Fuses blow based on the current flowing through them.
The heat produced in a resistive element is I^2R...the higher the current, the greater the heating.
Normally the load will limit the current flow, and the heating in the fuse is essentially constant for the same current flow. A 1 A fuse in a 12V circuit with 750mA flowing through it (9W dissipated in the load) will have essentially the same heating as a 1A fuse in a 240V circuit with 750mA flowing through it (180W dissipated in the load). In the event of an overload (say 1.5A flowing), the fuses will experience the same heating.
In the higher voltage system, more power is being delivered to the load, both during normal and overload conditions. The fuse will reach its trip point in the same way at both voltages.
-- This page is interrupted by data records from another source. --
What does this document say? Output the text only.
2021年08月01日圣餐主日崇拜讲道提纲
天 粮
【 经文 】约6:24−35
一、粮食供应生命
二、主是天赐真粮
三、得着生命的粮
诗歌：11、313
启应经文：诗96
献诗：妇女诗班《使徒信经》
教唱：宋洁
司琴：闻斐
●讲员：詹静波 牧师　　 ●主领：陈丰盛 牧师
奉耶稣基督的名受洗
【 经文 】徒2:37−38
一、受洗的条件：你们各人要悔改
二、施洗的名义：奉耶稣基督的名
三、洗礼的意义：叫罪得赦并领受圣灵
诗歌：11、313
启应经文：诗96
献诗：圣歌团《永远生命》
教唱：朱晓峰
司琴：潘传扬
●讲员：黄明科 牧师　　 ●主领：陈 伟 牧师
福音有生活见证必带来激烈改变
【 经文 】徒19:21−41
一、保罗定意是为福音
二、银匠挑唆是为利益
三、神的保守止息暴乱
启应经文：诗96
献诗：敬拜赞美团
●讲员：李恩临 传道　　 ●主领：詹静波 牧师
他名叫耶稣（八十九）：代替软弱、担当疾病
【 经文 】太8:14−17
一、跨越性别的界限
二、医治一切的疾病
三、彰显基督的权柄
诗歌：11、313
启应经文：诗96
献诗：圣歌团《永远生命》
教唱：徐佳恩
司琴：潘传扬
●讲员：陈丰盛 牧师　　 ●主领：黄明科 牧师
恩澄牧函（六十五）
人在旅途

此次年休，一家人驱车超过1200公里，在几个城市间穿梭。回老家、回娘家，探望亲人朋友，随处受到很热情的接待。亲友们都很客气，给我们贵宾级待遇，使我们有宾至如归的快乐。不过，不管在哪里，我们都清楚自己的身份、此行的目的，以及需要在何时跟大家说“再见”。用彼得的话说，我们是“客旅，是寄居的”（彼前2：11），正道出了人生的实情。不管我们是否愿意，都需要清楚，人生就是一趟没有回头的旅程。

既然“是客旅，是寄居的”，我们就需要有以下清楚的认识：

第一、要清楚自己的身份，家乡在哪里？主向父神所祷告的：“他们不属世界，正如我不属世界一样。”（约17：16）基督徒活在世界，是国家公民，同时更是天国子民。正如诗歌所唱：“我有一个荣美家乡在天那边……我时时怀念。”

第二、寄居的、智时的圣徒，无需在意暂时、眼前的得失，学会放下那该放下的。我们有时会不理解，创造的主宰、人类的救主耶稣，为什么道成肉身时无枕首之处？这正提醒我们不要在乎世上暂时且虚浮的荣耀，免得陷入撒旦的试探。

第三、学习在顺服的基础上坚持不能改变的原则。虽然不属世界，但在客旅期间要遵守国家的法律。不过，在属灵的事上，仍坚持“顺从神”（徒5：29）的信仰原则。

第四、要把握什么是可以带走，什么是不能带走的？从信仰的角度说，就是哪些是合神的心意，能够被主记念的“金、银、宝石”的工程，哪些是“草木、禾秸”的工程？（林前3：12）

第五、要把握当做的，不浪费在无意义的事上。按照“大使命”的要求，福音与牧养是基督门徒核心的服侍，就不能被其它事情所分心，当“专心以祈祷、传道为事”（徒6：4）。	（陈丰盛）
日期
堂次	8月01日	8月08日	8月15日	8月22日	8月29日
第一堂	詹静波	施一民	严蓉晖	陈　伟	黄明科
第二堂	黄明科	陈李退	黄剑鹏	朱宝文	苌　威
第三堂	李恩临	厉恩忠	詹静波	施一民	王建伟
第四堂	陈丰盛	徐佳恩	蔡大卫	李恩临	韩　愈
I would expect a fuse to _open_ differently with different supply voltages. As the fuse opens, more and more of the supply voltage is dropping across the fuse, and less is being dropped across the load. As this happens, the heating in the fuse increases, and the supply voltage will determine the ultimate heating that is possible before the current flow actually stops. I expect that the details of the different operating characteristics are quite complex: high voltage would mean that the metal melts faster, but could mean that arcs get sustained for longer periods.
In any case, when a fuse is rated at a given voltage, it may be used at lower voltage, all other things being equal.
Of greater concern is the difference between DC and AC; a fuse that works just fine with 240V AC supply might not be able to function safely with a 60V DC supply. This is because once the metal melts you must also deal with quenching any arc that forms.
-Jon